Paul wakes up in a barn with Barbara. Ezequiel is there now, a prisoner as well. Vicki is there as well, but she’s missing her leg. “It’s inside me!” Barbara tells Paul that if that happens to her, she wants him to kill her. Villagers arrive outside, and they all make a run for it. They’re all caught once again, and Vicki kills herself in front of the group.

Paul and Ezequiel are chained up, and the priest cuts the old man’s throat and eyes and then peels off his face. They get started on Paul, but then Uxia comes in and makes them stop. She says that until they came, there had been no sacrifices for a year. He begs for them to release Barbara, and that makes Uxia jealous. She leaves, and Paul escapes once again, killing the priest and his henchmen.

Paul runs to the church and finds a secret tunnel leading down into caves beneath the city. Meanwhile, Uxia is cutting and tormenting Barbara in the ritual room. They hook her up to a pulley system and lower her into the water where Dagon awaits to impregnate her.

Naturally, Paul arrives in the same room and sets some of the cultists on fire. Paul slowly wheels Barbara back up. “Kill me. You promised.” Then Dagon reaches up and pulls Barbara down with him, leaving her arms behind in the restraints.

The villagers beat up Paul, but once again, Uxia makes them stop. Uxia’s father informs Paul that he is a Cambarro and part of the family. His name is Pablo Cambarro. Uxia tells him to remember his dreams, and he knows it’s true.
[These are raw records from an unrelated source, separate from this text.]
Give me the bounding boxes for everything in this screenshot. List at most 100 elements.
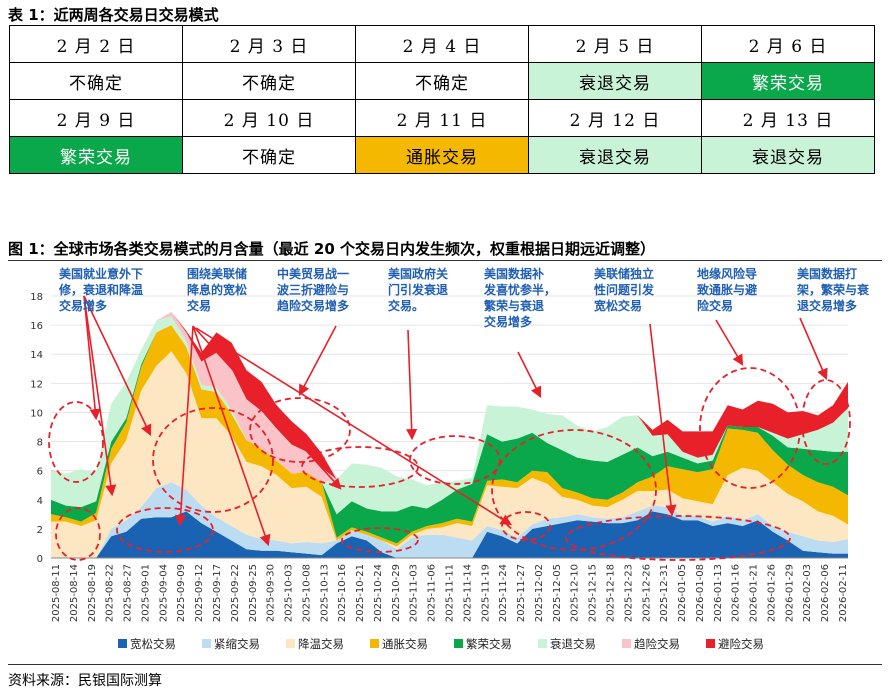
annotation-text: 退交易增多: [797, 298, 857, 313]
y-tick-label: 18: [30, 292, 43, 303]
annotation-arrow: [174, 325, 194, 527]
x-tick-label: 2025-12-23: [623, 564, 634, 622]
legend-swatch: [706, 639, 715, 648]
x-tick-label: 2025-10-21: [355, 564, 366, 622]
area-降温交易: [51, 351, 848, 558]
x-tick-label: 2025-12-10: [570, 564, 581, 622]
x-tick-label: 2025-11-24: [498, 564, 509, 622]
x-tick-label: 2025-10-13: [319, 564, 330, 622]
annotation-text: 发喜忧参半，: [483, 282, 556, 297]
annotation-arrow: [649, 323, 677, 517]
x-tick-label: 2025-08-11: [51, 564, 62, 622]
annotation-arrow: [195, 327, 512, 526]
annotation-text: 繁荣与衰退: [484, 298, 544, 313]
legend-label: 趋险交易: [634, 637, 680, 651]
annotation-arrow: [517, 351, 542, 399]
x-tick-label: 2025-12-31: [659, 564, 670, 622]
annotation-circle: [341, 527, 419, 553]
table-cell: 不确定: [182, 136, 356, 174]
annotation-circle: [699, 367, 801, 489]
x-tick-label: 2026-02-06: [820, 564, 831, 622]
x-tick-label: 2025-11-19: [480, 564, 491, 622]
x-tick-label: 2025-08-14: [69, 564, 80, 622]
legend-label: 通胀交易: [382, 637, 428, 651]
x-tick-label: 2025-09-09: [176, 564, 187, 622]
area-繁荣交易: [51, 325, 848, 544]
legend-swatch: [370, 639, 379, 648]
y-tick-label: 2: [37, 525, 43, 536]
table-title: 表 1：近两周各交易日交易模式: [8, 6, 219, 24]
legend-swatch: [202, 639, 211, 648]
annotation-text: 交易: [187, 298, 211, 313]
annotation-circle: [152, 407, 274, 513]
annotation-arrow: [406, 329, 418, 441]
x-tick-label: 2025-12-05: [552, 564, 563, 622]
annotation-text: 美国数据补: [484, 266, 544, 281]
x-tick-label: 2026-01-08: [695, 564, 706, 622]
x-tick-label: 2025-08-22: [105, 564, 116, 622]
footer-rule: [8, 664, 882, 665]
annotation-circle: [48, 401, 104, 483]
x-tick-label: 2025-10-03: [284, 564, 295, 622]
x-tick-label: 2026-01-29: [784, 564, 795, 622]
annotation-circle: [501, 511, 551, 541]
table-cell: 2 月 3 日: [182, 25, 356, 63]
legend-swatch: [622, 639, 631, 648]
annotation-text: 险交易: [697, 298, 733, 313]
annotation-arrow: [799, 317, 828, 381]
legend-swatch: [538, 639, 547, 648]
legend-label: 降温交易: [298, 637, 344, 651]
legend-swatch: [118, 639, 127, 648]
table-cell: 2 月 6 日: [701, 25, 875, 63]
x-tick-label: 2025-08-27: [123, 564, 134, 622]
x-tick-label: 2025-10-24: [373, 564, 384, 622]
x-tick-label: 2026-02-03: [802, 564, 813, 622]
y-tick-label: 8: [37, 438, 43, 449]
x-tick-label: 2025-09-04: [158, 564, 169, 622]
annotation-text: 趋险交易增多: [277, 298, 349, 313]
legend-label: 紧缩交易: [214, 637, 260, 651]
y-tick-label: 10: [30, 408, 43, 419]
annotation-circle: [801, 379, 851, 465]
y-tick-label: 6: [37, 467, 43, 478]
table-cell: 衰退交易: [701, 136, 875, 174]
annotation-arrow: [83, 295, 117, 497]
legend-label: 繁荣交易: [466, 637, 512, 651]
x-tick-label: 2025-12-18: [605, 564, 616, 622]
annotation-text: 性问题引发: [593, 282, 655, 297]
annotation-arrow: [298, 325, 337, 396]
annotation-arrow: [83, 295, 152, 437]
table-cell: 繁荣交易: [9, 136, 183, 174]
area-宽松交易: [51, 511, 848, 558]
table-cell: 2 月 4 日: [355, 25, 529, 63]
annotation-text: 交易。: [388, 298, 424, 313]
x-tick-label: 2025-09-22: [230, 564, 241, 622]
y-tick-label: 0: [37, 554, 43, 565]
x-tick-label: 2025-12-02: [534, 564, 545, 622]
stacked-area-chart: 0 2 4 6 8 10 12 14 16 18 2025-08-11 2025-08-14 2025-…: [30, 266, 870, 651]
annotation-text: 围绕美联储: [187, 266, 247, 281]
x-tick-label: 2026-01-16: [731, 564, 742, 622]
y-tick-label: 16: [30, 321, 43, 332]
annotation-circle: [55, 507, 101, 561]
chart-areas: [51, 312, 848, 558]
legend-swatch: [286, 639, 295, 648]
x-tick-label: 2025-11-11: [445, 564, 456, 622]
annotation-arrow: [83, 295, 101, 421]
x-tick-label: 2025-09-12: [194, 564, 205, 622]
table-cell: 繁荣交易: [701, 62, 875, 100]
x-tick-label: 2026-01-05: [677, 564, 688, 622]
annotation-text: 美联储独立: [594, 266, 654, 281]
table-cell: 2 月 5 日: [528, 25, 702, 63]
x-tick-label: 2025-11-06: [427, 564, 438, 622]
annotation-text: 中美贸易战一: [277, 266, 349, 281]
table-cell: 2 月 11 日: [355, 99, 529, 137]
annotation-circle: [491, 429, 657, 551]
legend-label: 避险交易: [718, 637, 764, 651]
x-tick-label: 2025-08-19: [87, 564, 98, 622]
annotation-text: 门引发衰退: [388, 282, 448, 297]
x-tick-label: 2025-11-03: [409, 564, 420, 622]
table-cell: 2 月 10 日: [182, 99, 356, 137]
Refusing to accept what he is, Paul pours fuel on himself and sets himself on fire. Uxia grabs him, and they both jump into Dagon’s watery pit. He sprouts gills, and the two of them swim down into the big stone eye…

Commentary

Paul is very much not a macho leading-man type. He spends much of the film whining, hiding, and running. Paul rips the ignition wires out of the car to hotwire it, and then a few minutes later, he gets the keys, and it starts right up– with no wiring connected. I lost track of how many times Paul was captured and escaped in this.

It’s really good and intense. It never slows down or relents for even a little bit. The villagers are creepy and seemingly everywhere. The makeup effects and tentacles are all really well done.